García-Massó et al. [9] conducted a study to identify physical activity type of spinal cord injury patients equipped with four body-worn 3-axial accelerometer. SVM was one of the classifier algorithms evaluated in the study, among others. SVM produced a classification accuracy of 94 % when using two wrist-, one chest- and one waist accelerometer as shown in Figure 2-6.
Figure 2-6. Placements of the 3-axial accelerometers on the spinal cord injured patients in the study by García-Massó et al. [9]. A SVM classifier produced the best accuracy for identifying physical
activity type when applying all data sets from all the four accelerometers combined
2.2.4 k-Nearest Neighbour (kNN)
The kNN (k-Nearest Neighbour) algorithm are applied in several classification studies related to activity detection [4]. The algorithm uses a multi-dimensional feature space, where each dimension represents a different feature [18]. All the training data points that has been collected from observation or experiments are plotted in the feature space. The aim is to identify the 𝑘-nearest points (or neighbours) of the training data, which contain unknown window distances in-between the observations. The observations are classified by the majority of the kNN’s. The value of 𝑘 typically varies from 1 to a small percentage of the training data and is determined preferably using cross-validation procedures or trial and error [16]. Figure 2-7 shows data points plotted in a feature space, which is inputs of the kNN classifier.

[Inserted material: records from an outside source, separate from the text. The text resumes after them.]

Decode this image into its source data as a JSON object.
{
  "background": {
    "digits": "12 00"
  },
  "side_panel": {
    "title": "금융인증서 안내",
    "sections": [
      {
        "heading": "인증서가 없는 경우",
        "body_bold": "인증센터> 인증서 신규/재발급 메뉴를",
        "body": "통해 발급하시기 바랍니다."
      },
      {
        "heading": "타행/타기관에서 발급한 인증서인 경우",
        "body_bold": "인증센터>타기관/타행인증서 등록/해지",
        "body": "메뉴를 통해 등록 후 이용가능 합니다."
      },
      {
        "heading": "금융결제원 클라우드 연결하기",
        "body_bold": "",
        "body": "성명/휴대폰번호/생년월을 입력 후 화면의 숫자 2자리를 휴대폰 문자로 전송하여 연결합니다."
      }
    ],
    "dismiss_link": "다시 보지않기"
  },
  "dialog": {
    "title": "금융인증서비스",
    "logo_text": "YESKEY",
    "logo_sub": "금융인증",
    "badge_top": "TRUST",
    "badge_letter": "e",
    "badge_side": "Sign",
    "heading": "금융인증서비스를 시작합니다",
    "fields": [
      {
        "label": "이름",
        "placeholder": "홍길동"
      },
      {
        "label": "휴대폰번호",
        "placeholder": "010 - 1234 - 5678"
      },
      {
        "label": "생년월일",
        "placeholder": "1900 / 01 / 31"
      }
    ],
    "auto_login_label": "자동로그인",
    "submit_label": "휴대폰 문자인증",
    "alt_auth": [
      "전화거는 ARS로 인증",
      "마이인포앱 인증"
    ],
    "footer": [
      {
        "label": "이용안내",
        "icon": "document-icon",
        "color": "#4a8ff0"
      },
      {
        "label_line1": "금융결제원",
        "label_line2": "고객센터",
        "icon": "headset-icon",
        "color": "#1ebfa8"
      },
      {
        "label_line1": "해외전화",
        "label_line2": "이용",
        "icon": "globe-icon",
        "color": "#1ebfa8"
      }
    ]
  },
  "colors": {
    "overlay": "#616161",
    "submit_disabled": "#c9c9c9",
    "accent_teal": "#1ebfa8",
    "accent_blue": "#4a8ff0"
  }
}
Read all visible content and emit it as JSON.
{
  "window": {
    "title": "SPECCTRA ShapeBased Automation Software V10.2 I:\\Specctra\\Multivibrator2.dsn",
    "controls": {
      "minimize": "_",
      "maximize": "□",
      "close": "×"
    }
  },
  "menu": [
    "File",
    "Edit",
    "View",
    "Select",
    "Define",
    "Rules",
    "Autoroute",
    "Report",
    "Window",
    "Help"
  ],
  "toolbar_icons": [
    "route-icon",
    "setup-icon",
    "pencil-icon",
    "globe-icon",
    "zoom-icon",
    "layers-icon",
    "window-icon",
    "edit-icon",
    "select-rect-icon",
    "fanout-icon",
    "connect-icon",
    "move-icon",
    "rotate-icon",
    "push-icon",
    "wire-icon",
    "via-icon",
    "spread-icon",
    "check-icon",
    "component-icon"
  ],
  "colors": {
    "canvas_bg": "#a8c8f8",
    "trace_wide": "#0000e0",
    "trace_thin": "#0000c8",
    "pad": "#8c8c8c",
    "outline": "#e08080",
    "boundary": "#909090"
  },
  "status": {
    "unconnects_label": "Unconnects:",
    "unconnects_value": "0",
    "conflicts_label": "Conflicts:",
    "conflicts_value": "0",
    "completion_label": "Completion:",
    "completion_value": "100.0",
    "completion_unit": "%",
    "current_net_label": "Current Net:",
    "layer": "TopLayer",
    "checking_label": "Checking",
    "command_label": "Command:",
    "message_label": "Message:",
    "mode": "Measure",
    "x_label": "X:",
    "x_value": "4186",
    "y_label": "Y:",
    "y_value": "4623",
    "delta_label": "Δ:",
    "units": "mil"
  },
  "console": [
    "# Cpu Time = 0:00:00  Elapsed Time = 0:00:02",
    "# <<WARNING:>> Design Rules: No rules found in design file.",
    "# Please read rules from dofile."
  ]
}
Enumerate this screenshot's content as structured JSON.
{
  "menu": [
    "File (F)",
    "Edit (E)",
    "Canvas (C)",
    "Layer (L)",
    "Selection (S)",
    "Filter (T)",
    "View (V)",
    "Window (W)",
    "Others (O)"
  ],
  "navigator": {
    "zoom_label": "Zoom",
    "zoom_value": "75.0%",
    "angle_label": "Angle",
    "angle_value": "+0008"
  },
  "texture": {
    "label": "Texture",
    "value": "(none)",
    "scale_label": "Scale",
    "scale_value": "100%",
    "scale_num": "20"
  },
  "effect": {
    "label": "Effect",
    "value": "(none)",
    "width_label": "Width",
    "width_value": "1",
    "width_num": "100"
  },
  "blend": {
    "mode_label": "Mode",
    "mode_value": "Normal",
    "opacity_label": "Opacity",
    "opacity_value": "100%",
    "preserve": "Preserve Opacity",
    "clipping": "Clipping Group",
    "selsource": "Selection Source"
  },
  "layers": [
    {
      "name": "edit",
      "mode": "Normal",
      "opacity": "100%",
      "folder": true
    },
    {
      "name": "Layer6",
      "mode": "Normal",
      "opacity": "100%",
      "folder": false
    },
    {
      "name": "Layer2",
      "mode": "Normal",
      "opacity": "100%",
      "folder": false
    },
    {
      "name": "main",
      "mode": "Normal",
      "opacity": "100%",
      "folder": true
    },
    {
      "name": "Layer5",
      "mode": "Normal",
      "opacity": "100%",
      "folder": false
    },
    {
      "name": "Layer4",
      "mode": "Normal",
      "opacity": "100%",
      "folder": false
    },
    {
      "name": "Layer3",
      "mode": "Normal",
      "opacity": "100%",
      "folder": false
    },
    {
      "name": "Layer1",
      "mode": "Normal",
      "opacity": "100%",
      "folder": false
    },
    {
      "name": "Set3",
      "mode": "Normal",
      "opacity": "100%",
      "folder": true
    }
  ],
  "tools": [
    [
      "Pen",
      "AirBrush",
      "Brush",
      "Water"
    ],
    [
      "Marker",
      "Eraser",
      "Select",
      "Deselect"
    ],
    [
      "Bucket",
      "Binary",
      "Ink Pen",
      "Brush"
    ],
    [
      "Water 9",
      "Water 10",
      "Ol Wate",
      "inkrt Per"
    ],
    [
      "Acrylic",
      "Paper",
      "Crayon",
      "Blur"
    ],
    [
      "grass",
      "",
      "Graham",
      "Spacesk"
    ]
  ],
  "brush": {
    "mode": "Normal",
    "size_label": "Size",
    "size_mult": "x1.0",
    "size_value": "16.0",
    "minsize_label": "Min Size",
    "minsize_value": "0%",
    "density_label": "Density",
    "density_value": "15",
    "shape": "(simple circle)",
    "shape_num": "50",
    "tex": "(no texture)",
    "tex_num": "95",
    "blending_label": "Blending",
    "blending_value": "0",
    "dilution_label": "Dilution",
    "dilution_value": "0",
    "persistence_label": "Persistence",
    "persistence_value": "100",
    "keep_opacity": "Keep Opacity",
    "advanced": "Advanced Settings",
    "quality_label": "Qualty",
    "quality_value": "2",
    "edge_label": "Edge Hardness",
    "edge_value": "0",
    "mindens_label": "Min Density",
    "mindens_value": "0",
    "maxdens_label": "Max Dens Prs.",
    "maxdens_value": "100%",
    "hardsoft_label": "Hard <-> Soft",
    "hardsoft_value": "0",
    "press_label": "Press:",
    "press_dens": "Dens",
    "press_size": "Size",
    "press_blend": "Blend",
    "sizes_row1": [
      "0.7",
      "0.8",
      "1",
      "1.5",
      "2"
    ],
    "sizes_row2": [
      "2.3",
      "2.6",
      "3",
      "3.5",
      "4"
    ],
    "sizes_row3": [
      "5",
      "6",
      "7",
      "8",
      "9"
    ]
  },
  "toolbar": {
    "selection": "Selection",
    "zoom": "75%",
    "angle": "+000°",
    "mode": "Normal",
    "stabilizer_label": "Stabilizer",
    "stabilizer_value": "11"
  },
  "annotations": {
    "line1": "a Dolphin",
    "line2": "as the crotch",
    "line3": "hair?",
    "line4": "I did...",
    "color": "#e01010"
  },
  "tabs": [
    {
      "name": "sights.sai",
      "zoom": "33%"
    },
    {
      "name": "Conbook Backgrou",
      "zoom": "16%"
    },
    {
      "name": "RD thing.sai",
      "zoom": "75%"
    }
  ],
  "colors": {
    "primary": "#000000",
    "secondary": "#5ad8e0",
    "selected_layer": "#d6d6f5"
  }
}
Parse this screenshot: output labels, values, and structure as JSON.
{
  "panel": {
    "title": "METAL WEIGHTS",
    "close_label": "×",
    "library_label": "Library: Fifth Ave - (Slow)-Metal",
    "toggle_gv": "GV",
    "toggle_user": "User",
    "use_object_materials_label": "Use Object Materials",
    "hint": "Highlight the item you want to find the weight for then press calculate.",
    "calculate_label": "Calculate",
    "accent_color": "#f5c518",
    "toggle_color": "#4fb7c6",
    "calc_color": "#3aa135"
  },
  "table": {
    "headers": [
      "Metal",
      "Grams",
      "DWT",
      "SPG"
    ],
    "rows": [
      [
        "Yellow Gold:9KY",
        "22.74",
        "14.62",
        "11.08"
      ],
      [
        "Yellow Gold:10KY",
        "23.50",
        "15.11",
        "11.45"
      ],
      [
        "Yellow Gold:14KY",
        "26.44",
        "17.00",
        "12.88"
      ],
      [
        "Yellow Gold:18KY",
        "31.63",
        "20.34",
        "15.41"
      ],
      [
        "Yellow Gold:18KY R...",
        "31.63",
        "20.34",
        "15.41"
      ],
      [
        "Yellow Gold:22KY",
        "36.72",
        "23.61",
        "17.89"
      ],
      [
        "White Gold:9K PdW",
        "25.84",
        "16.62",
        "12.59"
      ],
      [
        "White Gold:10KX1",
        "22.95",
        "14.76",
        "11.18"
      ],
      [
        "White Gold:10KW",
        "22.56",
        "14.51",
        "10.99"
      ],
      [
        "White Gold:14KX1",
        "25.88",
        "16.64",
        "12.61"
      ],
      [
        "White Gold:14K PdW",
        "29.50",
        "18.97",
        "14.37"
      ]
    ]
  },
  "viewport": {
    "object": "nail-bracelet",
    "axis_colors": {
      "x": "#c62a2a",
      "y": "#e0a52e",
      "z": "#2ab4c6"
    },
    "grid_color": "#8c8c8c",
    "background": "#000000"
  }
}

2 Literature Study on Existing Techniques in the Field of Unobtrusive Monitoring of Elderly as well as Related Fields
Figure 2-7. Showing a 2D feature space where different types of activities have been plotted along the feature axes Mean and Standard Deviation [18].
Finding out that the uppertrunck of the body, below the neck and above the waist, is the most suitable region on the body to place sensors for fall detection, Jian et.al developed a wearable system for detecting falls and ALDs using the kNN algorithm [19]. The activities were monitored by a 6 degrees of freedom (DOF) accelerometer and gyroscope combined sensor board located at the neck of a wearable west the subject carried.
Figure 2-8. The architecture of the system developed by Jian et.al. [19]. The sensor signals are processed by the software in a smartphone and alerts relevant actors like family or health care sector,
if necessary
With this approach, the kNN algorithm demonstrated an accuracy of 92,5-100 % when classifying the falls and ADLs, were the fall activities gave the lowest accuracies and walking-turning-walking activity gave the highest accuracy of 100 %.